Les agonistes de l'hormone de libération des gonadotrophines (GnRH) sont des agents pharmacologiques qui imitent l'action de l'hormone GnRH naturelle produite dans l'hypothalamus. La GnRH est un régulateur crucial du système reproducteur, car elle régit la libération de deux gonadotrophines essentielles : l'hormone lutéinisante (LH) et l'hormone folliculo-stimulante (FSH). Ces hormones, à leur tour, contrôlent les fonctions des ovaires chez les femmes et des testicules chez les hommes, assurant une production de gamètes et un équilibre hormonal appropriés.

L'acétate de gonadoréline, également connu sous le nom d'acétate de GnRH, est une hormone peptidique synthétique dérivée de l'hormone GnRH naturelle. Sa structure chimique comprend une séquence d'acides aminés qui imitent les caractéristiques essentielles de la GnRH native. L'ajout d'un groupe acétyle (CH3CO-) à l'extrémité N-terminale améliore sa stabilité et sa biodisponibilité, ce qui le rend adapté à un usage thérapeutique.

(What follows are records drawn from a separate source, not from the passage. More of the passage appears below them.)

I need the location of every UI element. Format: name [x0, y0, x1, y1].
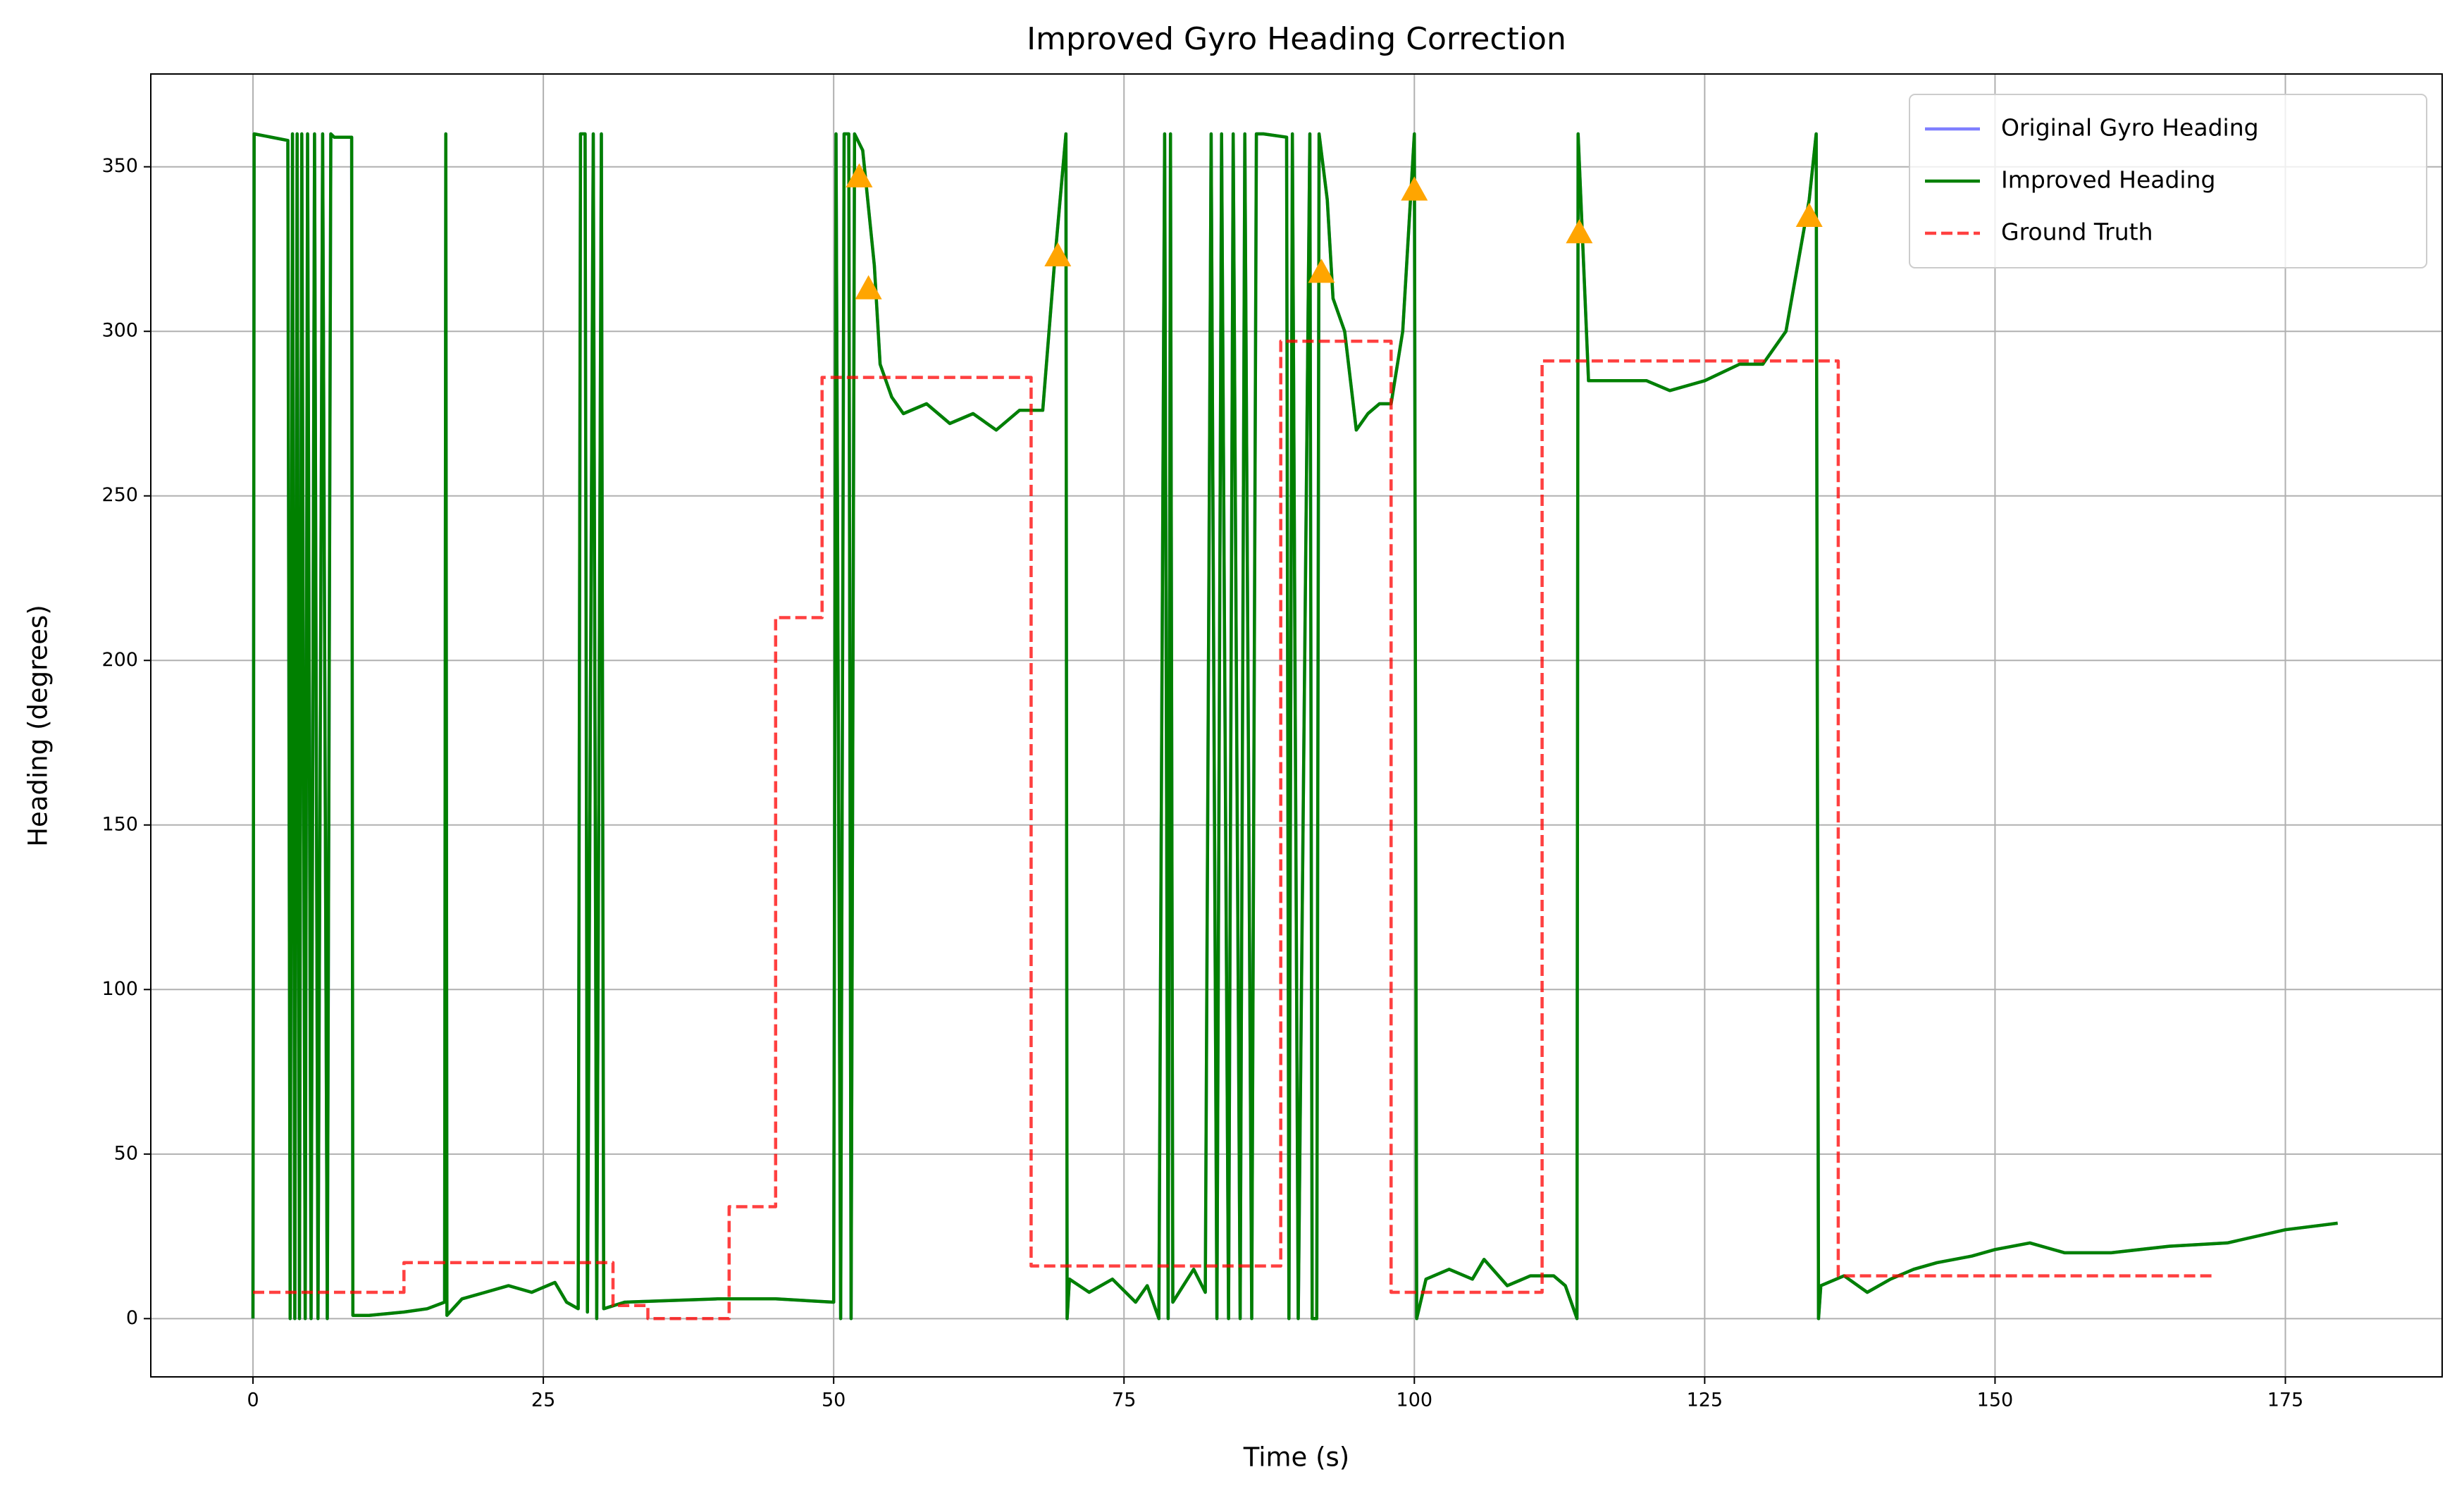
- marker: [1566, 219, 1593, 244]
- legend-label: Original Gyro Heading: [2001, 114, 2259, 142]
- x-tick-label: 50: [822, 1390, 846, 1411]
- line: [251, 132, 2338, 1320]
- y-tick-label: 50: [114, 1142, 138, 1164]
- marker: [1795, 202, 1823, 227]
- marker: [1308, 259, 1335, 283]
- y-tick-label: 150: [101, 813, 138, 835]
- legend-label: Ground Truth: [2001, 218, 2153, 246]
- x-axis-label: Time (s): [1243, 1442, 1349, 1473]
- legend-box: [1909, 94, 2427, 268]
- y-tick-label: 0: [126, 1307, 138, 1329]
- y-tick-label: 350: [101, 155, 138, 177]
- x-tick-label: 25: [531, 1390, 555, 1411]
- line: [253, 339, 2216, 1320]
- chart-title: Improved Gyro Heading Correction: [1027, 21, 1566, 57]
- x-tick-label: 75: [1112, 1390, 1136, 1411]
- marker: [1044, 242, 1072, 267]
- x-tick-label: 0: [247, 1390, 259, 1411]
- x-tick-label: 100: [1397, 1390, 1433, 1411]
- y-axis-label: Heading (degrees): [23, 605, 54, 847]
- y-tick-label: 100: [101, 978, 138, 1000]
- plot-frame: [150, 73, 2443, 1378]
- marker: [846, 163, 873, 187]
- y-tick-label: 250: [101, 484, 138, 506]
- x-tick-label: 150: [1977, 1390, 2014, 1411]
- y-tick-label: 200: [101, 649, 138, 671]
- legend-label: Improved Heading: [2001, 166, 2215, 194]
- marker: [855, 275, 882, 299]
- x-tick-label: 125: [1687, 1390, 1723, 1411]
- y-tick-label: 300: [101, 320, 138, 342]
- x-tick-label: 175: [2267, 1390, 2304, 1411]
- marker: [1401, 176, 1428, 201]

Le mécanisme d'action de l'acétate de gonadoréline en tant qu'agoniste de la GnRH implique son interaction avec des récepteurs spécifiques de la GnRH situés à la surface des cellules gonadotropes de l'hypophyse antérieure. Lors de l'administration, l'acétate de gonadoréline se lie facilement à ces récepteurs, entraînant une cascade d'événements intracellulaires.
La liaison de l'acétate de gonadoréline aux récepteurs de la GnRH déclenche l'activation de la voie de la phospholipase C (PLC). Cette activation conduit à la production d'inositol trisphosphate (IP3) et de diacylglycérol (DAG) comme messagers secondaires. IP3, à son tour, induit la libération d'ions calcium intracellulaires (Ca2 plus) du réticulum endoplasmique.

L'augmentation de la concentration de calcium intracellulaire et l'activation de la protéine kinase C (PKC) facilitent la sécrétion des gonadotrophines stockées (LH et FSH) par les cellules gonadotrophes hypophysaires. Les gonadotrophines libérées pénètrent ensuite dans la circulation sanguine, où elles se déplacent vers les ovaires chez les femmes ou les testicules chez les hommes, stimulant les processus de reproduction essentiels.
Chez les femmes, l'action de l'acétate de gonadoreline en tant qu'agoniste de la GnRH joue un rôle fondamental dans le contrôle du cycle menstruel et de l'ovulation. Au cours de la phase folliculaire du cycle menstruel, la sécrétion de GnRH entraîne une augmentation des taux de LH et de FSH, stimulant la croissance et la maturation des follicules ovariens. Le follicule dominant libère finalement un ovule mature pendant l'ovulation, prêt pour une fécondation potentielle.

Dans la technologie de procréation assistée (ART), l'acétate de gonadoreline est fréquemment utilisé pour déclencher l'ovulation chez les femmes subissant des traitements de fertilité tels que la fécondation in vitro (FIV). Le moment précis de l'induction de l'ovulation est crucial pour le succès de la récupération et de la fécondation des ovules, et l'action précise de l'acétate de gonadoréline en tant qu'agoniste de la GnRH facilite ce processus.